In diesem Zusammenhang präsentieren einige Sektoren der populistischen Linken (und der bürgerlichen Mitte-Links-Parteien) die „Multipolarität” als Programm zur „Demokratisierung” der staatlichen Beziehungen. Es werden erneut „lagerorientierte” Positionen vertreten, die behaupten, dass China (und Russland) gegenüber dem US-Imperialismus eine progressive Rolle spielen oder zumindest das kleinere Übel sind, obwohl es sich in Wirklichkeit um kapitalistische Länder handelt, im Falle Chinas mit ausgeprägten imperialistischen Zügen und mit zutiefst reaktionären, autoritären und arbeiter:innenfeindlichen Regimes, die keine progressive Alternative darstellen.

Dieser neuen chaotische Konfiguration der zwischenstaatlichen Beziehungen fehlt der unbestrittene ordnende Faktor der Vereinigten Staaten. Das fördert Rivalitäten zwischen den Mächten und Militarismus, der noch einen vorbereitenden Charakter hat. In diesem Zusammenhang stehen der langwierige Stellvertreterkrieg zwischen Russland und der Ukraine/NATO sowie die Politik Israels, die auf einen regionalen Krieg im Nahen Osten zusteuert und darauf drängt, die Vereinigten Staaten zu einer direkten militärischen Intervention zu bewegen.

Der Angriff der USA auf die iranischen Nuklearanlagen, um das Gleichgewicht zugunsten Israels im sogenannten „12-Tage-Krieg“ zu verschieben, war der empirische Beweis dafür, dass die angebliche „regelbasierte Ordnung“ nicht mehr existiert. Das bedeutet, dass die USA es nicht mehr für notwendig halten, ihren imperialistischen Interventionen einen Anstrich internationaler Legitimität zu verleihen. Es bedeutet auch, dass sie sich als führende imperialistische Macht das uneingeschränkte Recht vorbehalten, Gewalt anzuwenden, ohne sich zu verstellen oder einen „Konsens” der „internationalen Gemeinschaft” einzuholen. Die Militarisierung der Karibik durch die USA bestätigt diese Realität nur noch.

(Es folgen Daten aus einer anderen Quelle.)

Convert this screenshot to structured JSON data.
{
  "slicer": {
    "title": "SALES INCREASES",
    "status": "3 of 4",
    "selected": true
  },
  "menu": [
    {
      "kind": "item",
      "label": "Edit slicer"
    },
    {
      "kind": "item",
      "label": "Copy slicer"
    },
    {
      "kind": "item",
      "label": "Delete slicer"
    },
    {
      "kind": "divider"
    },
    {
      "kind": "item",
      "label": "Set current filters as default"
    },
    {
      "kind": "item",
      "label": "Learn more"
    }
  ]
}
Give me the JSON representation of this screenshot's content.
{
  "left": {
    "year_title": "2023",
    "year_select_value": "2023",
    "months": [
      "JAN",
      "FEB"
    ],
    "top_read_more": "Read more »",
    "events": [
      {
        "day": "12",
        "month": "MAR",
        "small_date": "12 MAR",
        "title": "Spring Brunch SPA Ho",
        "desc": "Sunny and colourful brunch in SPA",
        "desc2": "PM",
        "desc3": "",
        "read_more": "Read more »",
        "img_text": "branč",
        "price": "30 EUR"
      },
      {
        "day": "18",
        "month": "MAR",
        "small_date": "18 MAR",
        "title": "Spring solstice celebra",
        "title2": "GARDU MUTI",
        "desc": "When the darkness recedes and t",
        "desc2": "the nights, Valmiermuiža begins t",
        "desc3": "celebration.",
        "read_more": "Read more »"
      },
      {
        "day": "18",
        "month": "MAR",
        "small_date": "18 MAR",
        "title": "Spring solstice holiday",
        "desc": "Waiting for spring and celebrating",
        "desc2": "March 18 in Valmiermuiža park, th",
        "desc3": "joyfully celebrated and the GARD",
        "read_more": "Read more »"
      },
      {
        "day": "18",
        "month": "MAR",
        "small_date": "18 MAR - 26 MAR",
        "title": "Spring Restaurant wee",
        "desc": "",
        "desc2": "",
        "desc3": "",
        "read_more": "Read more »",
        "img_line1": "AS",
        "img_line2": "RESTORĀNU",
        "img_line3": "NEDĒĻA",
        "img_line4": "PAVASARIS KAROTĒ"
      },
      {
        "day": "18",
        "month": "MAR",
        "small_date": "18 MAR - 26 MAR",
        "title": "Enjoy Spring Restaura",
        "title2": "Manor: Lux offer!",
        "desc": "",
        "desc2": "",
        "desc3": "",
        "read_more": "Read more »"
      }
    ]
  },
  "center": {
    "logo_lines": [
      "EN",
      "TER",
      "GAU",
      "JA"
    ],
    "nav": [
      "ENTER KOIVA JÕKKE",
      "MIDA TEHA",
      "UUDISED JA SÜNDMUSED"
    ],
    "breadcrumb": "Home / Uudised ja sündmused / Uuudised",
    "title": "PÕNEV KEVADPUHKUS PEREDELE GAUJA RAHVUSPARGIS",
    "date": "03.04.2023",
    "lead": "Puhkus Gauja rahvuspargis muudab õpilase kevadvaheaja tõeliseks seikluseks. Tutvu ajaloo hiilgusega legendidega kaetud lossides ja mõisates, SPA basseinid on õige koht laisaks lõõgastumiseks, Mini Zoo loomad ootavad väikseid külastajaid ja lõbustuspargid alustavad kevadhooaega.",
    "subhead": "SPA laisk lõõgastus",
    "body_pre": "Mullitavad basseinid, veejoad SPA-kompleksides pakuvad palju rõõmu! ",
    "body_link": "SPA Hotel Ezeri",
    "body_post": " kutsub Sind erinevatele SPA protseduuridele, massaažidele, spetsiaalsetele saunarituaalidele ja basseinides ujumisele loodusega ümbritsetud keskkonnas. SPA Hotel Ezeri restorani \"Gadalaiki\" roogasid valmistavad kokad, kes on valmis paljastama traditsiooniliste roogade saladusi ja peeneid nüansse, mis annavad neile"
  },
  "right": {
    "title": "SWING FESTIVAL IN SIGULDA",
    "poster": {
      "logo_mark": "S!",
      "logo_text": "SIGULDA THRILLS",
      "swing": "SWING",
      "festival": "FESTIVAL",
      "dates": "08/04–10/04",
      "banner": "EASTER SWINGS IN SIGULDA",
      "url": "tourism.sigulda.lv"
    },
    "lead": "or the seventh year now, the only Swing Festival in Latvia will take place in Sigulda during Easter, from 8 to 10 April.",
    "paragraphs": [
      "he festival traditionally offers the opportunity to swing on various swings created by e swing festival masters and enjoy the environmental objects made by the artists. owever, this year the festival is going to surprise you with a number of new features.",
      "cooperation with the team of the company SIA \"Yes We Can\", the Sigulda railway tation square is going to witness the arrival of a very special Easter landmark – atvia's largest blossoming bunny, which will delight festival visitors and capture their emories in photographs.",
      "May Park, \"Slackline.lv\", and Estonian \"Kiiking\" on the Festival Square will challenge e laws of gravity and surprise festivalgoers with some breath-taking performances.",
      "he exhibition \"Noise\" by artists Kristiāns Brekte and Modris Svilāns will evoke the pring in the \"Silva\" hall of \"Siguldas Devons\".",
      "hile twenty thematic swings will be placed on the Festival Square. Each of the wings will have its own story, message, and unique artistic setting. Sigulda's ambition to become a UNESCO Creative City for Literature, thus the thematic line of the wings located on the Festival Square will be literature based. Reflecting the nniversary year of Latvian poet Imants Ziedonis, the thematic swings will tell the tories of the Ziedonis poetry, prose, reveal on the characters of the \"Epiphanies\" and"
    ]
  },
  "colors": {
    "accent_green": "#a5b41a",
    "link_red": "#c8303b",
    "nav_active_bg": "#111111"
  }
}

Dies ist ein großer Anreiz für die Entwicklung von Atomwaffen als einzige Garantie gegen mögliche Angriffe, unabhängig vom Tempo und den konkreten Möglichkeiten. Gleichzeitig ist es ein Symptom der Krise der nuklearen Abschreckung, dass immer mehr Länder nach nuklearen Fähigkeiten streben. Es war ein relativ wirksames Rezept in Zeiten einer bipolaren und stabilen Ordnung, die auf der nuklearen Symmetrie zwischen Russland und den Vereinigten Staaten beruhte und heute unter dem Gewicht einer Vielzahl von Akteuren zerbricht, die zunehmend autonom sind und entschlossen sind, nach ihren eigenen Regeln zu spielen.

Aus unserer Sicht ist die Gramscianische Kategorie des „Interregnums” theoretisch produktiv, um eine Übergangsphase mit abrupten Wendungen zu beschreiben, in der die alte Kartografie nicht mehr als Leitfaden dient. Und gleichzeitig kein Ereignis stattgefunden hat von der Größenordnung des Zweiten Weltkriegs oder des Kalten Krieges, ebenso wenig wie Revolutionen oder historische Niederlagen, die es ermöglichen würden, das Kräfteverhältnis und die Verteilung der Weltmacht über einen ganzen historischen Zeitraum hinweg zu klären. Darüber hinaus kann der Niedergang einer imperialistischen Macht wie den USA nicht mit den hegemonialen Übergängen der Vergangenheit gleichgesetzt werden. Klar ist, dass — wie Trotzki schrieb — der US-Kapitalismus bei seinem Aufstieg, „die Instabilität des weltweiten kapitalistischen Systems in seine eigenen Grundlagen einführt, indem er seine Macht über die ganze Welt ausdehnt”. Heute ist der Einfluss und die Macht der USA so sehr über alle fünf Kontinente ausgedehnt, dass sie eine Krise seiner Hegemonie erlebt, insbesondere auf interner Ebene. Das erschüttert das gesamte Weltwirtschaftssystem, wie die Panik der europäischen Bourgeoisie zeigt.